There was a significant negative correlation between TL and age in 20 normal controls(P=0.001), and the female had longer telomere than the male(P=0.037). However no statistic difference between TL and age or gender existed in 34 de novo leukemia patients. The TL of 24 AL cases had a negative correlation with peripheral white cells counts(P=0.002). Within 23 follow-up AL patients, the CR rate in cases with TL above the median was 81.82%, and 58.23% in the rest. Among 5 CML-CP patients who received imatinib treatment, 2 cases with the shorter telomere occurred transformation to BP in less than 6 months, the other 3 cases obtained CHR within 3 months, CCyR at 6 months and no transformation to BP was observed in our follow-up of 10 months.

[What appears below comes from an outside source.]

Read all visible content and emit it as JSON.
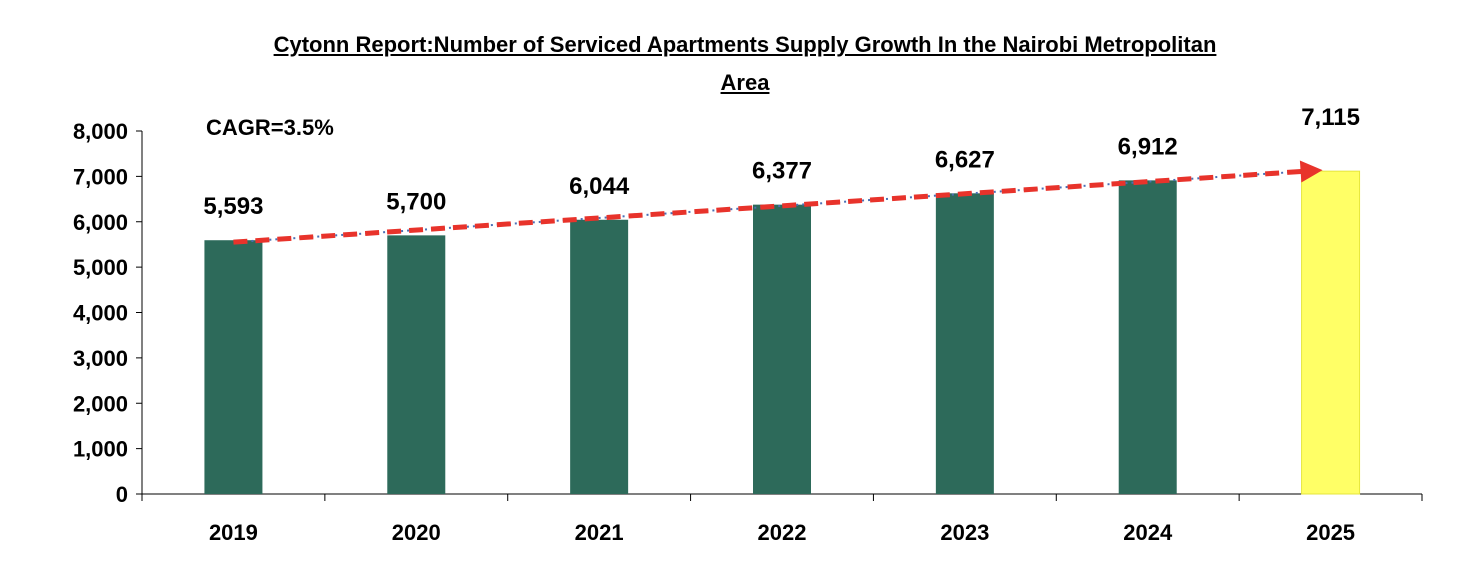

14 AL patients who undergone simultaneous analysis of TL and immunophenotype show the coincidence with the convention immunology in cell differentiation antigen expression. TL combined with cell differentiation antigen of 5 cases were dynamically detected at different courses of disease. It showed that TL of 2 cases with continued CR restored after CR and remained at normal level during remission, and no specific antigen expressed highly. However, telomere of 3 relapsed cases were significantly shortened at impetus stage, prolonged after CR and shortened again after relapse. In 2 relapsed cases, the telomere of related antigen positive cells shortened before the whole cells, and ahead of cell morphology change.
Conclusions:
The TL was significantly shorter in 34 de novo leukemia patients than in normal controls except the CML-CP cases. Restored telomeres were found with clinical remissions in 14 AL cases. The two methods of FLOW-FISH and RQ-PCR generated the same results and showed notable correlated.

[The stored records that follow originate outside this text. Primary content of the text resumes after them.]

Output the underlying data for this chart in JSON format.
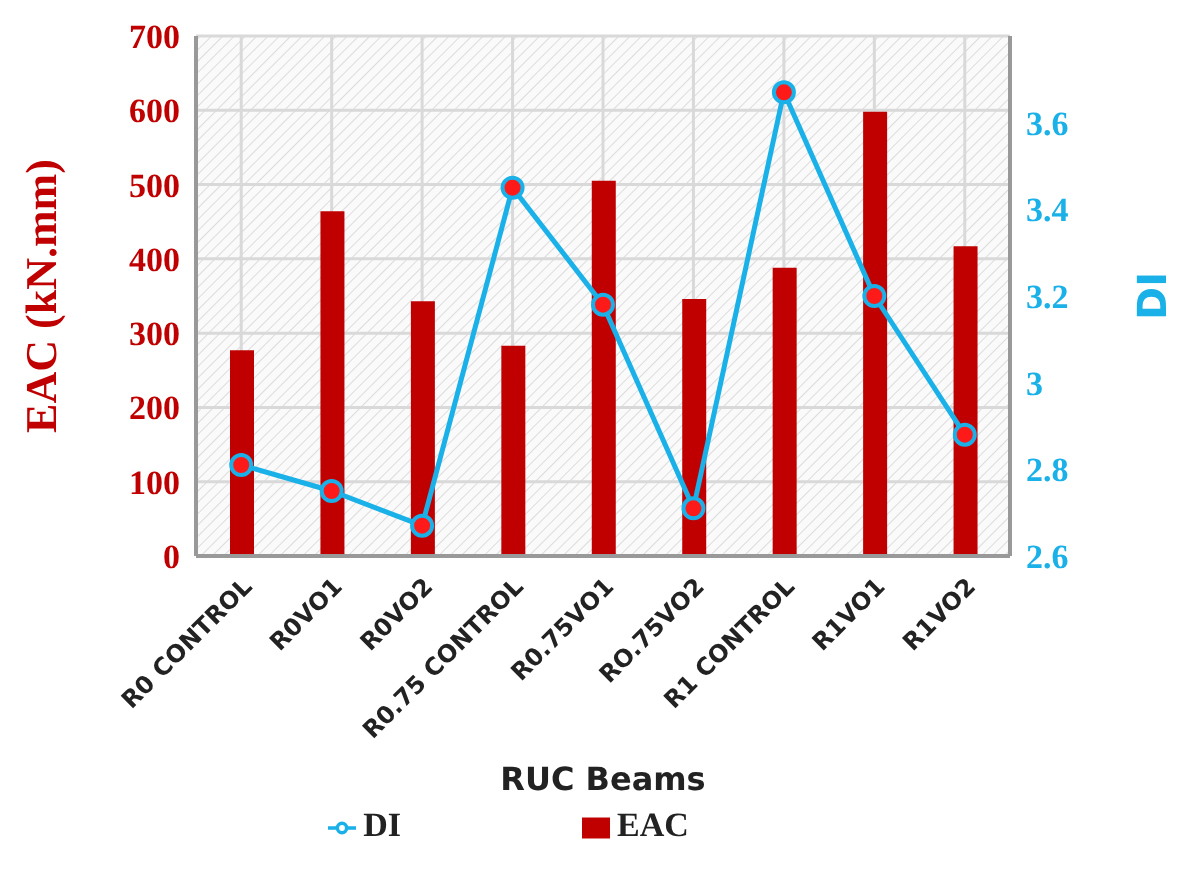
{
  "chart_data": {
    "type": "bar",
    "xlabel": "RUC Beams",
    "ylabel": "EAC (kN.mm)",
    "y2label": "DI",
    "categories": [
      "R0 CONTROL",
      "R0VO1",
      "R0VO2",
      "R0.75 CONTROL",
      "R0.75VO1",
      "RO.75VO2",
      "R1 CONTROL",
      "R1VO1",
      "R1VO2"
    ],
    "series": [
      {
        "name": "EAC",
        "color": "#c00000",
        "values": [
          277,
          464,
          343,
          283,
          505,
          346,
          388,
          598,
          417
        ]
      },
      {
        "name": "DI",
        "type": "line",
        "axis": "y2",
        "color": "#1ab0e8",
        "values": [
          2.81,
          2.75,
          2.67,
          3.45,
          3.18,
          2.71,
          3.67,
          3.2,
          2.88
        ]
      }
    ],
    "ylim": [
      0,
      700
    ],
    "yticks": [
      0,
      100,
      200,
      300,
      400,
      500,
      600,
      700
    ],
    "y2lim": [
      2.6,
      3.8
    ],
    "y2ticks": [
      2.6,
      2.8,
      3,
      3.2,
      3.4,
      3.6
    ],
    "grid": true,
    "legend": "bottom",
    "marker": "circle",
    "line_style": "solid"
  }
}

There was a significant negative correlation between TL and age in normal controls, and the female had longer telomere than the male. However no statistic difference between TL and age or gender existed in de novo leukemia patients. The TL of 24 AL cases had a negative correlation with peripheral white cells counts. It seemed the shorter telomere mean the lower CR rates in 23 follow-up cases with AL and the shorter duration of CP before onset of BP in 5 cases with CML.
Simultaneous analysis of TL and cell differentiation antigen by multicolor FLOW-FISH made for overall monitor for leukemia and might be a new generally applied method for monitoring MRD in leukemia.
Disclosures: No relevant conflicts of interest to declare.